As for where the Assassins themselves live, Nicholson said that the Assassin den was "a fantastic location we’ve got in Spain, a castle," where audiences will be able to see some of the powerful artifacts left behind from the First Civilization - an ancient race whose secrets were gradually uncovered in the games.
Stunts and Parkour
Probably the worst thing that could have happened to Assassin's Creed would be a bunch of rubbery CGI creations pulling off the amazing parkour moves from the games, which is why real parkour experts were hired to perform the tricky stunts and fast-paced on-foot chase scenes of the movie. Not only that, but Valletta was chosen for its winding streets and close rooftops, and the practical sets were built in the same way as a video game level - with traversal in mind. Nicholson said:
"It was important to factor that kind of three-dimensional thinking into it. You know, thinking of walls you can climb, spaces you can jump across, not just rooms to set a scene... There’s a certain pace and a certain choreography to the way the fight sequences and running sequences occur in the game. And it was important to have spaces that could accommodate all of that."
Not only did the locations need to be designed around free-running, Sheldon also had to think practically about what kind of shoes Assassins would wear; after all, they couldn't have 15th century characters running round in sneakers. Because of this, the footwear was specifically designed with free-running in mind.
"All the boots for all the assassins have been made as a parkour sole inside. I’ve got this amazing guy who makes boots for me. And inside the boots are various supports and things so they can do all the running. And not one of them has said they don’t like their boots. They love them."

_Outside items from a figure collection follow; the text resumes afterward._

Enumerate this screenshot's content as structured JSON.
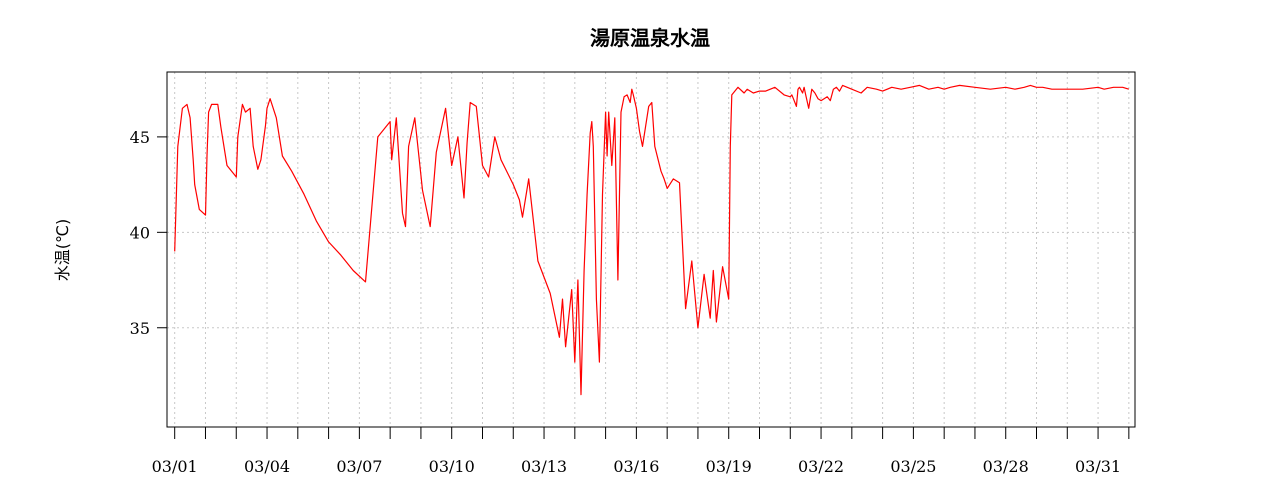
{
  "chart_data": {
    "type": "line",
    "title": "湯原温泉水温",
    "xlabel": "",
    "ylabel": "水温(℃)",
    "xlim": [
      0.75,
      32.2
    ],
    "ylim": [
      29.8,
      48.4
    ],
    "y_ticks": [
      35,
      40,
      45
    ],
    "x_ticks": [
      1,
      2,
      3,
      4,
      5,
      6,
      7,
      8,
      9,
      10,
      11,
      12,
      13,
      14,
      15,
      16,
      17,
      18,
      19,
      20,
      21,
      22,
      23,
      24,
      25,
      26,
      27,
      28,
      29,
      30,
      31,
      32
    ],
    "x_tick_labels": [
      {
        "x": 1,
        "label": "03/01"
      },
      {
        "x": 4,
        "label": "03/04"
      },
      {
        "x": 7,
        "label": "03/07"
      },
      {
        "x": 10,
        "label": "03/10"
      },
      {
        "x": 13,
        "label": "03/13"
      },
      {
        "x": 16,
        "label": "03/16"
      },
      {
        "x": 19,
        "label": "03/19"
      },
      {
        "x": 22,
        "label": "03/22"
      },
      {
        "x": 25,
        "label": "03/25"
      },
      {
        "x": 28,
        "label": "03/28"
      },
      {
        "x": 31,
        "label": "03/31"
      }
    ],
    "grid": true,
    "series": [
      {
        "color": "#ff0000",
        "x": [
          1.0,
          1.1,
          1.25,
          1.4,
          1.5,
          1.6,
          1.65,
          1.8,
          2.0,
          2.05,
          2.1,
          2.2,
          2.4,
          2.5,
          2.7,
          3.0,
          3.05,
          3.2,
          3.3,
          3.45,
          3.55,
          3.7,
          3.8,
          3.95,
          4.0,
          4.1,
          4.3,
          4.5,
          4.8,
          5.2,
          5.6,
          6.0,
          6.4,
          6.8,
          7.2,
          7.6,
          8.0,
          8.05,
          8.2,
          8.3,
          8.4,
          8.5,
          8.6,
          8.8,
          9.0,
          9.05,
          9.3,
          9.5,
          9.8,
          10.0,
          10.2,
          10.4,
          10.5,
          10.6,
          10.8,
          11.0,
          11.2,
          11.4,
          11.6,
          12.0,
          12.2,
          12.3,
          12.5,
          12.8,
          13.2,
          13.5,
          13.6,
          13.7,
          13.9,
          14.0,
          14.1,
          14.2,
          14.3,
          14.4,
          14.5,
          14.55,
          14.6,
          14.7,
          14.8,
          14.9,
          15.0,
          15.05,
          15.1,
          15.2,
          15.3,
          15.4,
          15.5,
          15.6,
          15.7,
          15.8,
          15.85,
          15.9,
          16.0,
          16.1,
          16.2,
          16.4,
          16.5,
          16.6,
          16.8,
          16.9,
          17.0,
          17.2,
          17.4,
          17.6,
          17.8,
          18.0,
          18.2,
          18.4,
          18.5,
          18.6,
          18.8,
          19.0,
          19.05,
          19.1,
          19.3,
          19.5,
          19.6,
          19.8,
          20.0,
          20.2,
          20.5,
          20.8,
          21.0,
          21.05,
          21.1,
          21.2,
          21.25,
          21.3,
          21.4,
          21.45,
          21.5,
          21.6,
          21.7,
          21.8,
          21.9,
          22.0,
          22.1,
          22.2,
          22.3,
          22.4,
          22.5,
          22.6,
          22.7,
          23.0,
          23.3,
          23.5,
          23.8,
          24.0,
          24.3,
          24.6,
          24.9,
          25.2,
          25.5,
          25.8,
          26.0,
          26.2,
          26.5,
          27.0,
          27.5,
          28.0,
          28.3,
          28.6,
          28.8,
          29.0,
          29.2,
          29.5,
          30.0,
          30.5,
          31.0,
          31.2,
          31.5,
          31.8,
          32.0
        ],
        "y": [
          39.0,
          44.5,
          46.5,
          46.7,
          46.0,
          43.8,
          42.5,
          41.2,
          40.9,
          44.0,
          46.3,
          46.7,
          46.7,
          45.5,
          43.5,
          42.9,
          45.0,
          46.7,
          46.3,
          46.5,
          44.5,
          43.3,
          43.8,
          45.6,
          46.5,
          47.0,
          46.0,
          44.0,
          43.2,
          42.0,
          40.6,
          39.5,
          38.8,
          38.0,
          37.4,
          45.0,
          45.8,
          43.8,
          46.0,
          43.5,
          41.0,
          40.3,
          44.5,
          46.0,
          43.0,
          42.2,
          40.3,
          44.2,
          46.5,
          43.5,
          45.0,
          41.8,
          44.7,
          46.8,
          46.6,
          43.5,
          42.9,
          45.0,
          43.8,
          42.5,
          41.7,
          40.8,
          42.8,
          38.5,
          36.8,
          34.5,
          36.5,
          34.0,
          37.0,
          33.2,
          37.5,
          31.5,
          38.0,
          42.0,
          45.2,
          45.8,
          44.5,
          36.5,
          33.2,
          42.0,
          46.3,
          44.0,
          46.3,
          43.5,
          46.0,
          37.5,
          46.3,
          47.1,
          47.2,
          46.8,
          47.5,
          47.2,
          46.5,
          45.3,
          44.5,
          46.6,
          46.8,
          44.5,
          43.2,
          42.8,
          42.3,
          42.8,
          42.6,
          36.0,
          38.5,
          35.0,
          37.8,
          35.5,
          38.0,
          35.3,
          38.2,
          36.5,
          44.5,
          47.2,
          47.6,
          47.3,
          47.5,
          47.3,
          47.4,
          47.4,
          47.6,
          47.2,
          47.1,
          47.2,
          47.0,
          46.6,
          47.5,
          47.6,
          47.3,
          47.6,
          47.2,
          46.5,
          47.5,
          47.3,
          47.0,
          46.9,
          47.0,
          47.1,
          46.9,
          47.5,
          47.6,
          47.4,
          47.7,
          47.5,
          47.3,
          47.6,
          47.5,
          47.4,
          47.6,
          47.5,
          47.6,
          47.7,
          47.5,
          47.6,
          47.5,
          47.6,
          47.7,
          47.6,
          47.5,
          47.6,
          47.5,
          47.6,
          47.7,
          47.6,
          47.6,
          47.5,
          47.5,
          47.5,
          47.6,
          47.5,
          47.6,
          47.6,
          47.5
        ]
      }
    ]
  }
}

There's plenty of room for skepticism when it comes to Assassin's Creed, or any other video game movie. After all, gamers have been burned before (many, many, many times) when it comes to Hollywood's attempt to tackle their favorite franchises. But our peek behind the scenes of Kurzel and Fassbender's take on the aesthetics and mythos of the Assassin's Creed games left us hugely excited to see this movie - and to spot all of its hidden Easter eggs and details - when it arrives in theaters later this year.
Assassin's Creed is set for release on December 21st, 2016.